Six months on, I have to say that the Hobonichi venture has been an unqualified success, because I have filled up nearly every page till now and am still going strong. And getting antsy for news of next year’s planner, too, because this time I’m going to get the larger Cousin AND the regular planner, both! This planner has made me sit down, not every day, but at regular enough intervals, to write down the particulars of my days.
I like the pull of the special paper, and I also like the fact that the grid-lined space invites me to use it freely for non-journalling purposes. My Hobonichi is becoming not exactly a diary but a snapshot of random bits of information on a variety of interests scattered over certain periods of time.
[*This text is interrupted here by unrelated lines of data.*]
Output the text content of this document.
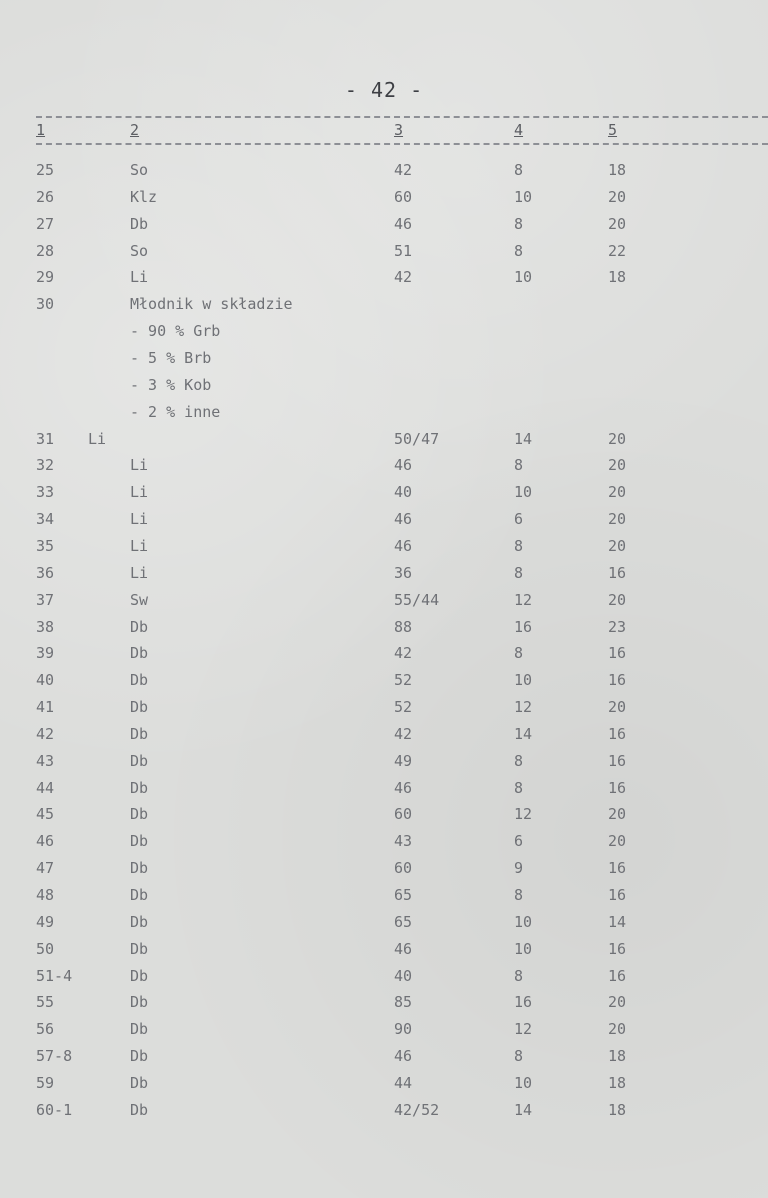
- 42 -
1	2	3	4	5
25	So	42	8	18
26	Klz	60	10	20
27	Db	46	8	20
28	So	51	8	22
29	Li	42	10	18
30	Młodnik w składzie
- 90 % Grb
- 5 % Brb
- 3 % Kob
- 2 % inne
31 Li	50/47	14	20
32	Li	46	8	20
33	Li	40	10	20
34	Li	46	6	20
35	Li	46	8	20
36	Li	36	8	16
37	Sw	55/44	12	20
38	Db	88	16	23
39	Db	42	8	16
40	Db	52	10	16
41	Db	52	12	20
42	Db	42	14	16
43	Db	49	8	16
44	Db	46	8	16
45	Db	60	12	20
46	Db	43	6	20
47	Db	60	9	16
48	Db	65	8	16
49	Db	65	10	14
50	Db	46	10	16
51-4	Db	40	8	16
55	Db	85	16	20
56	Db	90	12	20
57-8	Db	46	8	18
59	Db	44	10	18
60-1	Db	42/52	14	18
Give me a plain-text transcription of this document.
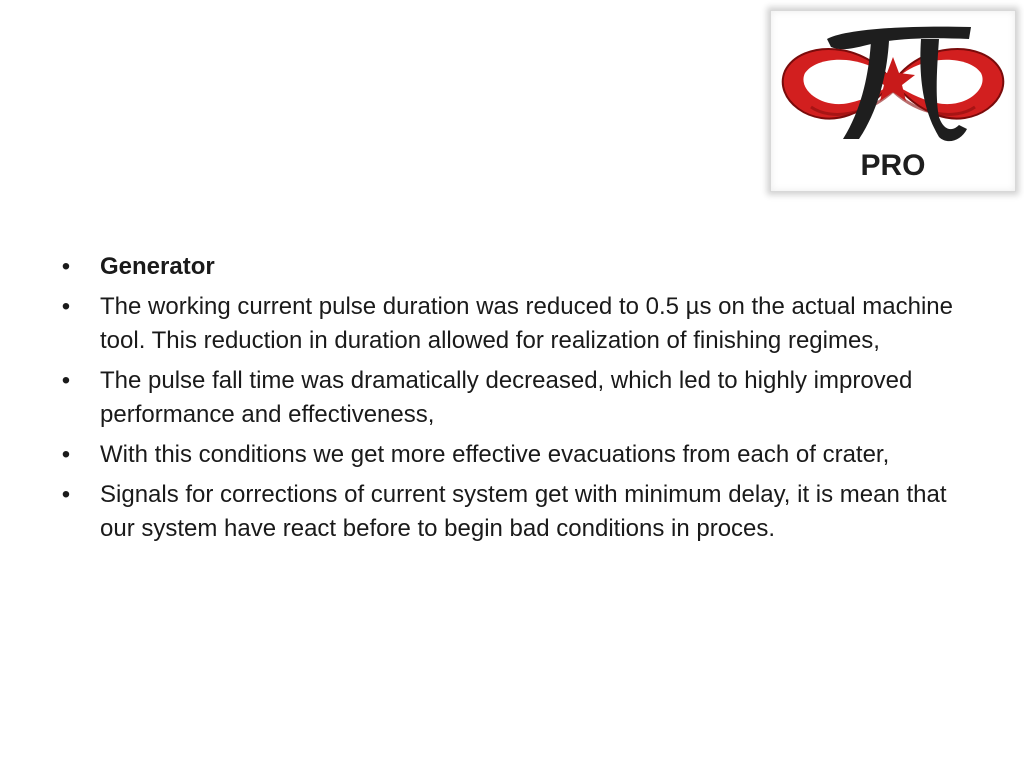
PRO
• Generator
• The working current pulse duration was reduced to 0.5 µs on the actual machine tool. This reduction in duration allowed for realization of finishing regimes,
• The pulse fall time was dramatically decreased, which led to highly improved performance and effectiveness,
• With this conditions we get more effective evacuations from each of crater,
• Signals for corrections of current system get with minimum delay, it is mean that our system have react before to begin bad conditions in proces.
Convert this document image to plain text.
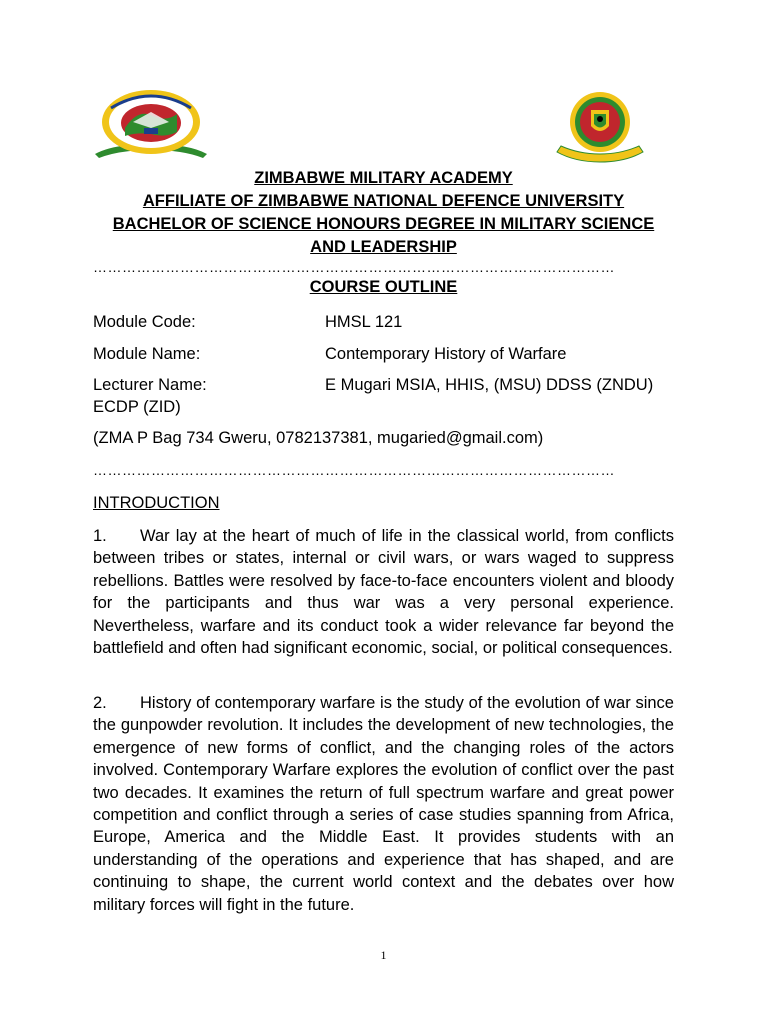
ZIMBABWE MILITARY ACADEMY
AFFILIATE OF ZIMBABWE NATIONAL DEFENCE UNIVERSITY
BACHELOR OF SCIENCE HONOURS DEGREE IN MILITARY SCIENCE
AND LEADERSHIP
………………………………………………………………………………………………
COURSE OUTLINE
Module Code:	HMSL 121
Module Name:	Contemporary History of Warfare
Lecturer Name:	E Mugari MSIA, HHIS, (MSU) DDSS (ZNDU) ECDP (ZID)
(ZMA P Bag 734 Gweru, 0782137381, mugaried@gmail.com)
………………………………………………………………………………………………
INTRODUCTION
1. War lay at the heart of much of life in the classical world, from conflicts between tribes or states, internal or civil wars, or wars waged to suppress rebellions. Battles were resolved by face-to-face encounters violent and bloody for the participants and thus war was a very personal experience. Nevertheless, warfare and its conduct took a wider relevance far beyond the battlefield and often had significant economic, social, or political consequences.
2. History of contemporary warfare is the study of the evolution of war since the gunpowder revolution. It includes the development of new technologies, the emergence of new forms of conflict, and the changing roles of the actors involved. Contemporary Warfare explores the evolution of conflict over the past two decades. It examines the return of full spectrum warfare and great power competition and conflict through a series of case studies spanning from Africa, Europe, America and the Middle East. It provides students with an understanding of the operations and experience that has shaped, and are continuing to shape, the current world context and the debates over how military forces will fight in the future.
1
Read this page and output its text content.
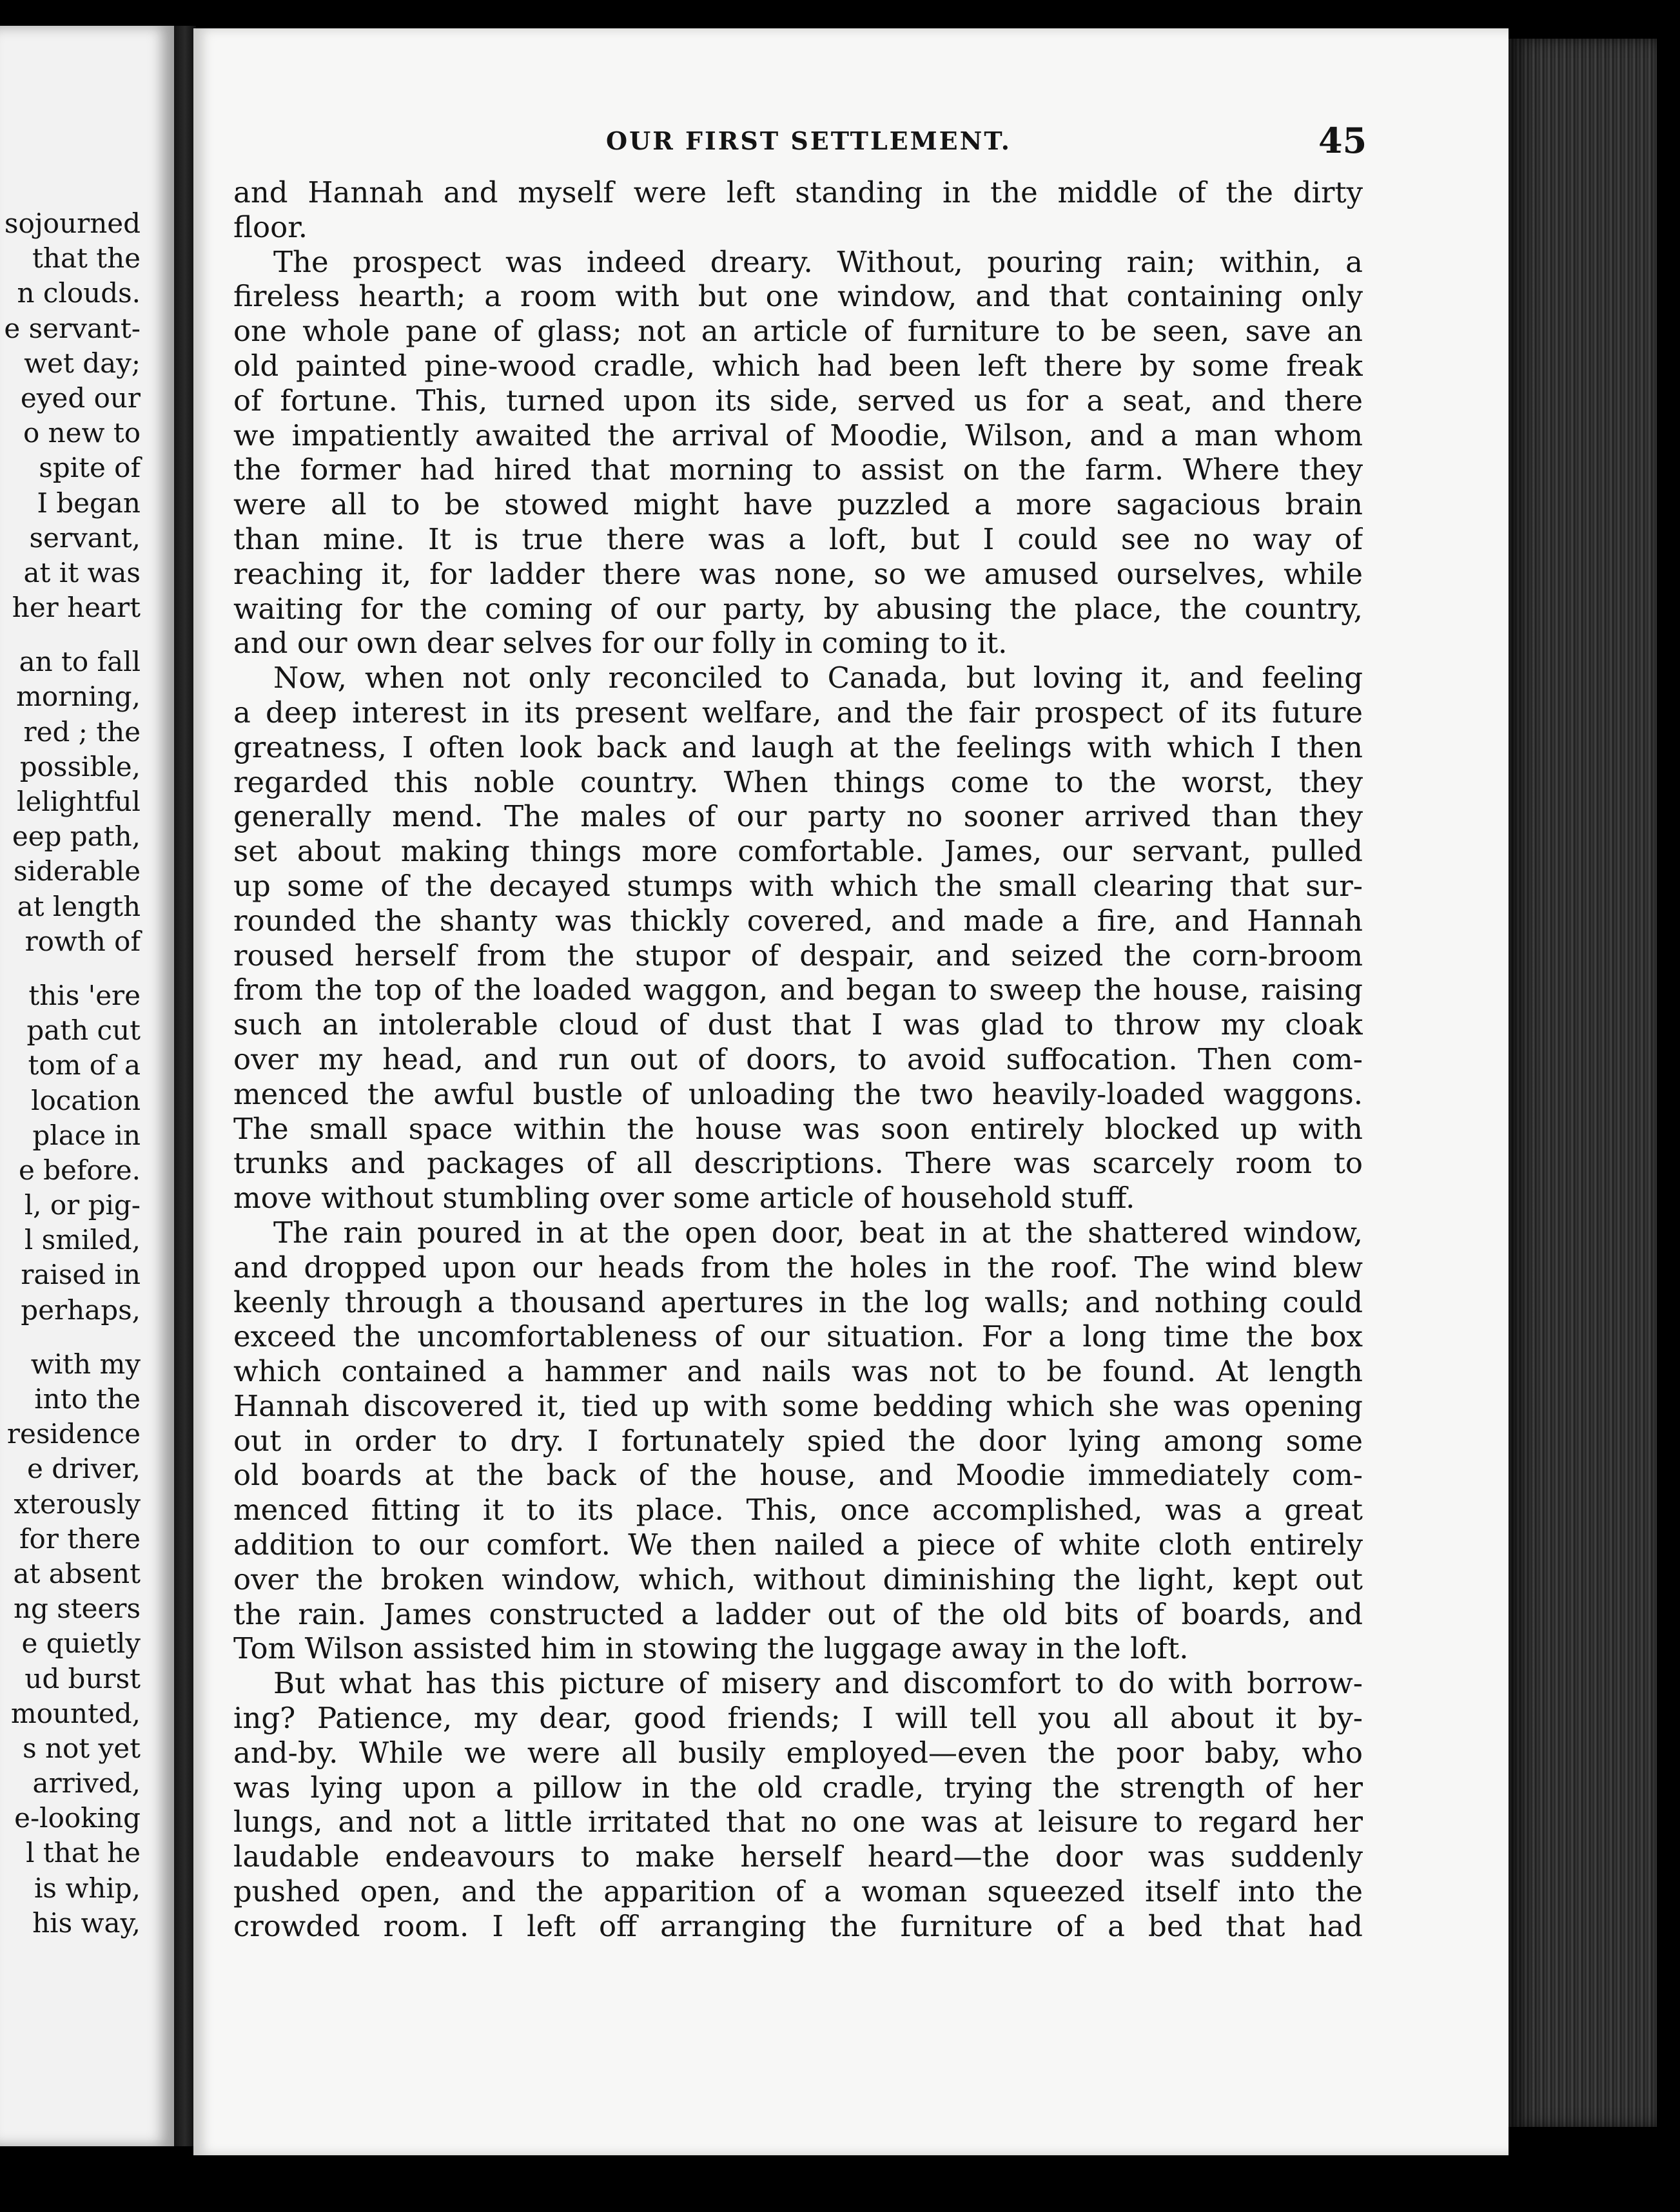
sojourned
that the
n clouds.
e servant-
wet day;
eyed our
o new to
spite of
I began
servant,
at it was
her heart
an to fall
morning,
red ; the
possible,
lelightful
eep path,
siderable
at length
rowth of
this 'ere
path cut
tom of a
location
place in
e before.
l, or pig-
l smiled,
raised in
perhaps,
with my
into the
residence
e driver,
xterously
for there
at absent
ng steers
e quietly
ud burst
mounted,
s not yet
arrived,
e-looking
l that he
is whip,
his way,
OUR FIRST SETTLEMENT.	45
and Hannah and myself were left standing in the middle of the dirty
floor.
The prospect was indeed dreary. Without, pouring rain; within, a
fireless hearth; a room with but one window, and that containing only
one whole pane of glass; not an article of furniture to be seen, save an
old painted pine-wood cradle, which had been left there by some freak
of fortune. This, turned upon its side, served us for a seat, and there
we impatiently awaited the arrival of Moodie, Wilson, and a man whom
the former had hired that morning to assist on the farm. Where they
were all to be stowed might have puzzled a more sagacious brain
than mine. It is true there was a loft, but I could see no way of
reaching it, for ladder there was none, so we amused ourselves, while
waiting for the coming of our party, by abusing the place, the country,
and our own dear selves for our folly in coming to it.
Now, when not only reconciled to Canada, but loving it, and feeling
a deep interest in its present welfare, and the fair prospect of its future
greatness, I often look back and laugh at the feelings with which I then
regarded this noble country. When things come to the worst, they
generally mend. The males of our party no sooner arrived than they
set about making things more comfortable. James, our servant, pulled
up some of the decayed stumps with which the small clearing that sur-
rounded the shanty was thickly covered, and made a fire, and Hannah
roused herself from the stupor of despair, and seized the corn-broom
from the top of the loaded waggon, and began to sweep the house, raising
such an intolerable cloud of dust that I was glad to throw my cloak
over my head, and run out of doors, to avoid suffocation. Then com-
menced the awful bustle of unloading the two heavily-loaded waggons.
The small space within the house was soon entirely blocked up with
trunks and packages of all descriptions. There was scarcely room to
move without stumbling over some article of household stuff.
The rain poured in at the open door, beat in at the shattered window,
and dropped upon our heads from the holes in the roof. The wind blew
keenly through a thousand apertures in the log walls; and nothing could
exceed the uncomfortableness of our situation. For a long time the box
which contained a hammer and nails was not to be found. At length
Hannah discovered it, tied up with some bedding which she was opening
out in order to dry. I fortunately spied the door lying among some
old boards at the back of the house, and Moodie immediately com-
menced fitting it to its place. This, once accomplished, was a great
addition to our comfort. We then nailed a piece of white cloth entirely
over the broken window, which, without diminishing the light, kept out
the rain. James constructed a ladder out of the old bits of boards, and
Tom Wilson assisted him in stowing the luggage away in the loft.
But what has this picture of misery and discomfort to do with borrow-
ing? Patience, my dear, good friends; I will tell you all about it by-
and-by. While we were all busily employed—even the poor baby, who
was lying upon a pillow in the old cradle, trying the strength of her
lungs, and not a little irritated that no one was at leisure to regard her
laudable endeavours to make herself heard—the door was suddenly
pushed open, and the apparition of a woman squeezed itself into the
crowded room. I left off arranging the furniture of a bed that had
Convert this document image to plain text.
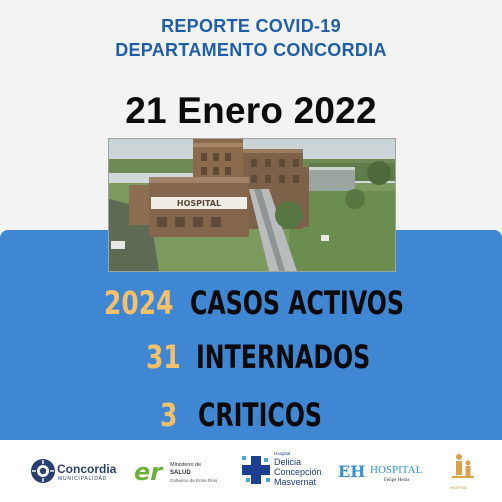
REPORTE COVID-19
DEPARTAMENTO CONCORDIA
21 Enero 2022
HOSPITAL
2024 CASOS ACTIVOS
31 INTERNADOS
3 CRITICOS
Concordia
MUNICIPALIDAD er	Ministerio de
SALUD
Gobierno de Entre Ríos
Hospital
Delicia
Concepción
Masvernat
EH HOSPITAL
Felipe Heras
HOSPITAL
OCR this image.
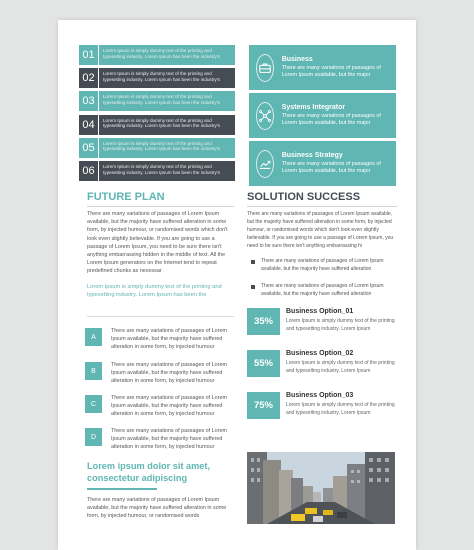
01	Lorem Ipsum is simply dummy text of the printing and typesetting industry. Lorem Ipsum has been the industry's
02	Lorem Ipsum is simply dummy text of the printing and typesetting industry. Lorem Ipsum has been the industry's
03	Lorem Ipsum is simply dummy text of the printing and typesetting industry. Lorem Ipsum has been the industry's
04	Lorem Ipsum is simply dummy text of the printing and typesetting industry. Lorem Ipsum has been the industry's
05	Lorem Ipsum is simply dummy text of the printing and typesetting industry. Lorem Ipsum has been the industry's
06	Lorem Ipsum is simply dummy text of the printing and typesetting industry. Lorem Ipsum has been the industry's
Business
There are many variations of passages of Lorem Ipsum available, but the major
Systems Integrator
There are many variations of passages of Lorem Ipsum available, but the major
Business Strategy
There are many variations of passages of Lorem Ipsum available, but the major
FUTURE PLAN
There are many variations of passages of Lorem Ipsum available, but the majority have suffered alteration in some form, by injected humour, or randomised words which don't look even slightly believable. If you are going to use a passage of Lorem Ipsum, you need to be sure there isn't anything embarrassing hidden in the middle of text. All the Lorem Ipsum generators on the Internet tend to repeat predefined chunks as necessar
Lorem Ipsum is simply dummy text of the printing and typesetting industry. Lorem Ipsum has been the
A
There are many variations of passages of Lorem Ipsum available, but the majority have suffered alteration in some form, by injected humour
B
There are many variations of passages of Lorem Ipsum available, but the majority have suffered alteration in some form, by injected humour
C
There are many variations of passages of Lorem Ipsum available, but the majority have suffered alteration in some form, by injected humour
D
There are many variations of passages of Lorem Ipsum available, but the majority have suffered alteration in some form, by injected humour
Lorem ipsum dolor sit amet, consectetur adipiscing
There are many variations of passages of Lorem Ipsum available, but the majority have suffered alteration in some form, by injected humour, or randomised words
SOLUTION SUCCESS
There are many variations of passages of Lorem Ipsum available, but the majority have suffered alteration in some form, by injected humour, or randomised words which don't look even slightly believable. If you are going to use a passage of Lorem Ipsum, you need to be sure there isn't anything embarrassing hi
There are many variations of passages of Lorem Ipsum available, but the majority have suffered alteration
There are many variations of passages of Lorem Ipsum available, but the majority have suffered alteration
35%
Business Option_01
Lorem Ipsum is simply dummy text of the printing and typesetting industry. Lorem Ipsum
55%
Business Option_02
Lorem Ipsum is simply dummy text of the printing and typesetting industry. Lorem Ipsum
75%
Business Option_03
Lorem Ipsum is simply dummy text of the printing and typesetting industry. Lorem Ipsum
I can’t draw so I haven’t attempted much by way of illustration; what I rather do is record factual information on topics of current interest, calling up my arsenal of colored ink and colored pencils. Early in the year I drew constellations after reading Eleanor Catton’s The Luminaries. A couple of months later I read a succession of books on Africa, which made me realize that my geographical knowledge of the continent was sorely lacking, so I drew maps. Maybe information drawn by hand is indeed better absorbed, the way experts argue that drawing letters help develop children’s brains. I certainly hope so. I also write down stationery wish lists and bits of information on pens and pencils that I want to save from emails on spare pages. I don’t paste things onto it much because I don’t want it to get too bulky; also, I’ve found out that masking tape tends to curl the paper, probably because it’s so thin.
(Last year’s MT Mizumaru Anzai special edition, the illustrator who was Haruki Murakami’s longtime collaborator.)
That said, the one issue I have with the Hobonichi is covers. The standard one I have is too ugly and unwieldy, and the nicer ones are just too expensive. In any case I feel that covers somehow detract from the simple beauty of the planner itself. I may just go coverless next year.